One conspicuous forward step came in the form of legislation creating an Energy Research and Development Administration which, as of January 1975, absorbed the energy R&D activities previously spread over a variety of federal bureaus and departments. In particular, ERDA took over all the non regulatory functions of the expiring Atomic Energy Commission, whose other responsibilities will henceforth reside within a Nuclear Regulatory Commission. This long-awaited divorcement of nuclear regulatory functions, such as atomic power plant licensing and safety, from promotional ones ended an intertwined AEC responsibility to which even some of the milder nuclear policy critics had taken exception. Interior Department programs transferred to ERDA include those of the Office of Coal Research and the fossil fuel R&D of the Bureau of Mines. The principal solar and geothermal activities of the National Science Foundation, as well as the Environmental Protection Agency's "alternative automotive power" programs, likewise shift over to ERDA. Given the substantial long-term energy R&D support which Congress has now funded, the new agency promises to become a principal actor on the U.S. energy scene.
However, the establishment of RDA has not wholly rationalized federal energy organization. In some ways, at least for the present, it introduces new confusion and uncertainty. For example, along with ERDA there has been created an Energy Resources Council, an advisory body within the Executive Office of the President headed by Interior Secretary Rogers C. B. Morton. There is a concurrent R&D responsibility within FEA, and under the ERDA legislation the President is expected to spell out by mid-75 additional plans for a "super" Department of Energy and Natural Resources.

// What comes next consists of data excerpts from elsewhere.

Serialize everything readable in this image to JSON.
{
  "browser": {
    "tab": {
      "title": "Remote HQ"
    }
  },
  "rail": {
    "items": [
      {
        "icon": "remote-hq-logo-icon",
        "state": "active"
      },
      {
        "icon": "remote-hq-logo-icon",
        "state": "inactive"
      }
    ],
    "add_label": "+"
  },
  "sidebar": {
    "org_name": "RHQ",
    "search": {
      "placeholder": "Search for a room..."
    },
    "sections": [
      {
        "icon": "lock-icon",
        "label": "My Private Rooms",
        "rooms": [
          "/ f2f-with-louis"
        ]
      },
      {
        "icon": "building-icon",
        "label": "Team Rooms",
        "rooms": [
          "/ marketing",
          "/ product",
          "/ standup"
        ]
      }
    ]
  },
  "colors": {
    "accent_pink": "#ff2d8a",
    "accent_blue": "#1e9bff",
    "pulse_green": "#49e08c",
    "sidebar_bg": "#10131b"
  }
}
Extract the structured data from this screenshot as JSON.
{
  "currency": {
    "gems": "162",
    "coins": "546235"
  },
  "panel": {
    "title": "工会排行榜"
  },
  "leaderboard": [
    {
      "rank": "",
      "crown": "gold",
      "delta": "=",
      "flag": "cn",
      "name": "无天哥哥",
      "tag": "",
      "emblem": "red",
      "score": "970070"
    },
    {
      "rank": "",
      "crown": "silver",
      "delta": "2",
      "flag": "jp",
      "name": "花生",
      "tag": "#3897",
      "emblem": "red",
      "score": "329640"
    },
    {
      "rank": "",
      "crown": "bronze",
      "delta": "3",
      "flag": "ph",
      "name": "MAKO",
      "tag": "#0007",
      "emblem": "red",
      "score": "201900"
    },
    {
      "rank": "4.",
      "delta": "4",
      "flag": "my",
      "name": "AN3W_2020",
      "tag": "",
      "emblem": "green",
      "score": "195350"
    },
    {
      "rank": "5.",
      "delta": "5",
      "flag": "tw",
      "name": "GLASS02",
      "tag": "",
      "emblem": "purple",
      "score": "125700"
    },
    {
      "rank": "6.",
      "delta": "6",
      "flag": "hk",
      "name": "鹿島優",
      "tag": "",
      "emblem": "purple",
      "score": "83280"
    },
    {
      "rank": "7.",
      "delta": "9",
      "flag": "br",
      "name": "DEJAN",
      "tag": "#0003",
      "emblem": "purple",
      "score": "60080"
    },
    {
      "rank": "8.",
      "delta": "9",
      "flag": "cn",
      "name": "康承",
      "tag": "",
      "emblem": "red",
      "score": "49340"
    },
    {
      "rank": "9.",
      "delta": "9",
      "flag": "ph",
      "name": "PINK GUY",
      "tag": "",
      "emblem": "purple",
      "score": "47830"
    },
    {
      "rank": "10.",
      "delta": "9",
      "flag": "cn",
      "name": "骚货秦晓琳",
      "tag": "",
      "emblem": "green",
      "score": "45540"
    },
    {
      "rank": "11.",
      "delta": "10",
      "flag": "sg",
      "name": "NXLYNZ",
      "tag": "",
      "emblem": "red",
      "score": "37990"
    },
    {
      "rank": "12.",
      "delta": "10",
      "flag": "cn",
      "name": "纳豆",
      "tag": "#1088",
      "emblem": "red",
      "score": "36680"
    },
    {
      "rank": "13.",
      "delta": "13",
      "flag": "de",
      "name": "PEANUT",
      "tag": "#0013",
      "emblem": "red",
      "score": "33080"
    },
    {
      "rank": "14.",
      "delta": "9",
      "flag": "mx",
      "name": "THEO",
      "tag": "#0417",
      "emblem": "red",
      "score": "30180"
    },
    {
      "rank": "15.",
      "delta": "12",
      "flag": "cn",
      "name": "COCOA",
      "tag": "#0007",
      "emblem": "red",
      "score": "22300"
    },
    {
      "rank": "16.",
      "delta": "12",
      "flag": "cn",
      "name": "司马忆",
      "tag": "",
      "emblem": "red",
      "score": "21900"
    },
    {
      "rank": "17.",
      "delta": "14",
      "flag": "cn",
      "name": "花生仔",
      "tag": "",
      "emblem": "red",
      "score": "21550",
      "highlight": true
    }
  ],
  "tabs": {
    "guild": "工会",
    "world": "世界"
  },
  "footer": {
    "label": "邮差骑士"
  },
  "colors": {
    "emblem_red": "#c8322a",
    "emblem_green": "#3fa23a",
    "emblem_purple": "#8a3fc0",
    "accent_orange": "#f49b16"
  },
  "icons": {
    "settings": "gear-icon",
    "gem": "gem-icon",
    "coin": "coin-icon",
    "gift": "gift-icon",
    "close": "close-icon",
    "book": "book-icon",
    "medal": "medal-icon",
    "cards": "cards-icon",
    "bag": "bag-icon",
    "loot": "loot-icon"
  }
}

In spite of the uncertainty and paper shuffling that, to a substantial degree, has gripped energy decision making, at least one new note is beginning to be sounded with increasing frequency: energy conservation. Federal authorities who formerly reflected the popular preoccupation with economic expansion are now coupling policies to expand energy supplies with a concurrent emphasis on means of dampening future increases in demand. The "Project Independence" study reflects the conservation theme in a marked way, and some Administration officials have also taken up the conservation watchword. However, what mixture of voluntarism, price rises, and regulatory action is to be applied toward achieving the conservation objective is a central issue yet to be decided. No senior federal official has come out as clearly for conservation for conservation's sake as did the Ford Foundation's Energy Policy Project (EPP), whose conclusions were expressed in its summary report, A Time to Choose. There it is argued that an annual 2 percent energy consumption growth rate between now and 1985 (compared with a recent historical rate of 4-5 percent and a longer-range one of less than 3 percent) is not only feasible and compatible with society's continually rising economic aspirations, but distinctly preferable to the alternative of accelerated supply development.
Indeed, the EPP study finds that, at a 2 percent growth rate, the needed supply expansion to the mid-1980s can be achieved wholly without reliance on environmentally questionable energy sources and locations. It sees adequate supplies available from a combination of new oil and gas discoveries onshore, offshore oil and gas production in the Gulf of Mexico, improved recovery from existing wells, deep-mined coal, coal from areas "where surface mining reclamation is feasible," and (given a possible deceleration of electric power growth from the historical rate of 6.5 to 7 per-cent to one of 3.3 percent yearly) such electric power plant capacity as is already under construction. The report discounts the necessity of exploiting new offshore oil provinces (such as the Atlantic coast), or "massive new commitments" to Western coal, a higher level of imports, or additional nuclear power. Moreover, in the EPP view, even the interim deceleration in the energy growth rate to 2 percent per year presupposes a major new governmental policy commitment to energy conservation. Rising fuel and power prices are judged an insufficient inducement by themselves to curb consumption to the degree deemed necessary. Hence the virtue of such proposed measures as setting minimum fuel economy standards for new cars and liberalizing credit terms for home insulation.
The authors recognize that in time even a 2 percent rate of growth in energy consumption means considerable recourse to what they consider undesirable sources. Hence they speculate, with obvious sympathy, on the feasibility of moving toward zero energy growth by the mid- or latter-1980s. Such a development is viewed as compatible with overall economic growth, though it would entail some fairly fundamental shifts within the economy toward "non-energy-intensive" activities.